En 1801, Napoleón Bonaparte (1869-1821) todavía no era Emperador de Francia pero se sentía como tal. Ese año, el cónsul restauró la ostentosa pompa borbónica que había precedido a la ejecución de Luis XVI, hacía menos de una década. El Palacio de las Tullerías de París volvió a colmarse de bailes, cenas de gala y conciertos, y se emplearon nuevos chambelanes, caballerizos, lacayos y hasta “trachants”, que se encargaban exclusivamente de cortarle la carne a Bonaparte durante sus comidas.
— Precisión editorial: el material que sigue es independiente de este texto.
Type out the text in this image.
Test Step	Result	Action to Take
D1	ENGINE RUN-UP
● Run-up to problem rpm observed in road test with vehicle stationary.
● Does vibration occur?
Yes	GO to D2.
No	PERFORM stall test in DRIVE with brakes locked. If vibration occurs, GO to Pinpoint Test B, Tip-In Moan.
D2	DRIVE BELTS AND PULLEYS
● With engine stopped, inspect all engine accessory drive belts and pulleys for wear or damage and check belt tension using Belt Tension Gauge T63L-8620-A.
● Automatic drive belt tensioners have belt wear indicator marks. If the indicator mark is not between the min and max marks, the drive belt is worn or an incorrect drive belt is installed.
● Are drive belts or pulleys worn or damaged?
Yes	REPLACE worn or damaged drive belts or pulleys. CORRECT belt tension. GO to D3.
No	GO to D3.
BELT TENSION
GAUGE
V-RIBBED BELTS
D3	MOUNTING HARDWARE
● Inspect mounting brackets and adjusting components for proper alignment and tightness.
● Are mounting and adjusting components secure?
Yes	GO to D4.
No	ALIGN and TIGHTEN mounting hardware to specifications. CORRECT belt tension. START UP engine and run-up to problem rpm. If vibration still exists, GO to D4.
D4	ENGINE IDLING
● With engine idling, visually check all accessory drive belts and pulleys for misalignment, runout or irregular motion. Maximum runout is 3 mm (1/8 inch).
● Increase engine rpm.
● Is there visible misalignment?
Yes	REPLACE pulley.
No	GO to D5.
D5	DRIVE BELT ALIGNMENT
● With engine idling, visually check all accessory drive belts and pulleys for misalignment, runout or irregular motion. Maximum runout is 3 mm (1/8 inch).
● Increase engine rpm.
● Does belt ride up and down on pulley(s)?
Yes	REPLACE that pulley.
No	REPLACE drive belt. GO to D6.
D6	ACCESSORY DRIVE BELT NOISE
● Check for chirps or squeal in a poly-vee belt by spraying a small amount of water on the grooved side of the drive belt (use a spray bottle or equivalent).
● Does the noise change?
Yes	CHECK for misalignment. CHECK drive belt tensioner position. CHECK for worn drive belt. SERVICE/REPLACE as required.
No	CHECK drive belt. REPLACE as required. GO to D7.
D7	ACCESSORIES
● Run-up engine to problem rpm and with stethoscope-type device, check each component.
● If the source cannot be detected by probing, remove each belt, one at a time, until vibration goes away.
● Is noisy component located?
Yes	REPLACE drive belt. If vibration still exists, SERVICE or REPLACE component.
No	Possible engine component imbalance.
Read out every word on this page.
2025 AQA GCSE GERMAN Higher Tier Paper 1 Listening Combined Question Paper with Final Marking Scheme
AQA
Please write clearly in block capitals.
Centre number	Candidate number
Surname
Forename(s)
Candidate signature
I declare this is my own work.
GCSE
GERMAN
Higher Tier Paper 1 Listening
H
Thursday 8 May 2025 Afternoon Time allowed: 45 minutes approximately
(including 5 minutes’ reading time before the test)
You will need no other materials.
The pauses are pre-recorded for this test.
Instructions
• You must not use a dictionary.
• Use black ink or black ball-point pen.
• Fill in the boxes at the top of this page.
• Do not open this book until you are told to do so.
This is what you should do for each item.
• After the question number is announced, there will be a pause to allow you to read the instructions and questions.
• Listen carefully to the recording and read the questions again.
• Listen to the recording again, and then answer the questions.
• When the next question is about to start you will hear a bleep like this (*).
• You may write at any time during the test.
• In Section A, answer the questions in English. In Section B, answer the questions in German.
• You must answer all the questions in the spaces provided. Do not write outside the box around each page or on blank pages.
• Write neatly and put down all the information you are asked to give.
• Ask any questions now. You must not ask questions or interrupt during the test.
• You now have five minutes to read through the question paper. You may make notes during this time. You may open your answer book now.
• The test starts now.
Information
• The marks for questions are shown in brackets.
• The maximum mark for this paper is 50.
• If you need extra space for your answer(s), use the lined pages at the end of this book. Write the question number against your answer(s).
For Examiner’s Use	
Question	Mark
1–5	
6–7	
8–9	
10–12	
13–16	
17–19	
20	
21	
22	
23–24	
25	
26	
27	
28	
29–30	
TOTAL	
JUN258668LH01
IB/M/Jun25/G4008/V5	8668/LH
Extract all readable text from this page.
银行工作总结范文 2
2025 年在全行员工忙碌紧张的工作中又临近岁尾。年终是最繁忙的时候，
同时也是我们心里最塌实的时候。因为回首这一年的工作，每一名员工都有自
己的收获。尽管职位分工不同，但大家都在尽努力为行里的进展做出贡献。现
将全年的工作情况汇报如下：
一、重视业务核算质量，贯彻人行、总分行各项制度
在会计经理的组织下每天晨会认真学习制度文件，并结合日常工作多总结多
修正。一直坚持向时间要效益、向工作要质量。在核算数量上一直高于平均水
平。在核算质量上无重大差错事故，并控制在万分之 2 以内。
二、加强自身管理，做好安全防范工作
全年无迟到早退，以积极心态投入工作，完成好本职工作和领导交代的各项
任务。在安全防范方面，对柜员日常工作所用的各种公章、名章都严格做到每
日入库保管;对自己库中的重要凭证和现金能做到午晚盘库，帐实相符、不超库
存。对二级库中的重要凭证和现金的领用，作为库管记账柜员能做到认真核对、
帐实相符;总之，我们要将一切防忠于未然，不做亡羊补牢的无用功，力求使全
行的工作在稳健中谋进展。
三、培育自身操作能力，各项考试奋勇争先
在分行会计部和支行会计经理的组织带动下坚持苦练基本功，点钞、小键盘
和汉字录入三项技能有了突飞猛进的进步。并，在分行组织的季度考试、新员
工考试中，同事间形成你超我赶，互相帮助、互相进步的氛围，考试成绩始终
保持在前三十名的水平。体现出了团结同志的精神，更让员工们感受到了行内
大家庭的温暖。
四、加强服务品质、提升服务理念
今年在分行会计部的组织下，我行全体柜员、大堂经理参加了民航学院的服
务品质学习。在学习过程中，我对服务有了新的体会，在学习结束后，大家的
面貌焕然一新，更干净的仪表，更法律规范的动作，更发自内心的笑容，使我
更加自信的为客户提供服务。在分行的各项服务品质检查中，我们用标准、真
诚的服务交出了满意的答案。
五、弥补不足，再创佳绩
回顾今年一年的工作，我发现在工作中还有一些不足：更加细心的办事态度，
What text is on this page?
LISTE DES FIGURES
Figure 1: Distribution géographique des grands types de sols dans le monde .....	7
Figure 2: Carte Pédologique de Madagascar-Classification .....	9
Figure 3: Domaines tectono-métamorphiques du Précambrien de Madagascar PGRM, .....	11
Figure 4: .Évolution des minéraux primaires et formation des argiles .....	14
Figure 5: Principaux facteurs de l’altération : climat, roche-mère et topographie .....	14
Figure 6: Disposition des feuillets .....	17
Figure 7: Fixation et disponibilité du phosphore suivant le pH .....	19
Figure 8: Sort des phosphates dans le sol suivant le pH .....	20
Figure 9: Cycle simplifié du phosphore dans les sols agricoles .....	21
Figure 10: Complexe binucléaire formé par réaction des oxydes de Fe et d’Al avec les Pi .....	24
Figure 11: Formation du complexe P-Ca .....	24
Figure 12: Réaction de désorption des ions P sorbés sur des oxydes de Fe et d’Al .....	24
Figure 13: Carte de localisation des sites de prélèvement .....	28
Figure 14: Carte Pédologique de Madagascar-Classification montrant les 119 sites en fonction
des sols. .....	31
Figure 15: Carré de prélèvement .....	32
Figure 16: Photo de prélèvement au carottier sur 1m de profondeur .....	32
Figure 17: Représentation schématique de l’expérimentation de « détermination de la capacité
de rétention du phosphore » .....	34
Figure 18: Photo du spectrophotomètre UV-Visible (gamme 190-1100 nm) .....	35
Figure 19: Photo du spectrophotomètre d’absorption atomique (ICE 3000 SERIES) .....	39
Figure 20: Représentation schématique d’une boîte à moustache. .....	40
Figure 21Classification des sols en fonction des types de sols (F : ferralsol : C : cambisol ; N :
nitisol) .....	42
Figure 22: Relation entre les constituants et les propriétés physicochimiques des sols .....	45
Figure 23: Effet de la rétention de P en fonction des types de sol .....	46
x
Una vieja camarera de María Antonieta fue empleada para dirigir la restauración de la pompa real del “Antiguo Régimen” y poner orden como en el Antiguo Régimen. La nobleza y los generales se vieron obligados a rendir pleitesía (y pedirle permiso hasta para contraer matrimonio) a Napoleón. Los franceses que habían peleado en la Revolución, años antes, quedaron perplejos: el líder de la revolución que le cortó la cabeza a los reyes se había convertido en rey.

Château de Malmaison

Habitación de la emperatriz en Malmaison

Siguiendo la costumbre instalada por el “Rey Sol”, las comidas eran multitudinarias, pero nadie podía seguir comiendo cuando Napoleón había terminado, lo cual sucedía a los 10 minutos de haberse sentado: “Obedecíamos todos la señal del Emperador de levantarse de la mesa“, observó un comensal, “una ceremonia que llevaba a cabo de modo brusco e intimidatorio. Arrastraba de repente la silla hacia atrás y se levantaba como si le hubiesen dado una descarga eléctrica“. Cuando daba recepciones sentado en el trono”, escribió el ministro Jean Chaptal, “se mostraba con gran lujo. Las condecoraciones eran de hermosos diamantes, como la empuñadura de su espada, el cordón y el botón del sombrero y la hebilla. Este vestuario no le sentaba bien, se le veía incómodo, y se lo quitaba tan pronto como podía“.

gran trianon

Habitación del emperador en el Grand-Trianon

En los años siguientes a su coronación como emperador, Napoleón intensificó sus esfuerzos por dar brillo a su entorno. Su corte ocupaba 39 palacios a lo ancho y a lo largo de Francia, cada uno dotado de las más esplendorosas comodidades y ceremonias que habían muerto con los Borbones: misas públicas, comidas, besamanos, galas musicales y otros esplendores. El emperador y la emperatriz Josefina vivieron a cuerpo de rey: incluso dormían en las habitaciones de Luis XVI y María Antonieta, aunque ellos sí dormían en la misma cama. Napoleón empezó a dirigirse a su esposa como “Madame Mi Amada Esposa“, tal y como Enrique IV se refería a su esposa. Un testigo de semejante despliegue de pompa real, el general Jean-Victor Moreau, llegó a preguntarse para qué Francia se había tomado la molestia de decapitar a Luis XVI.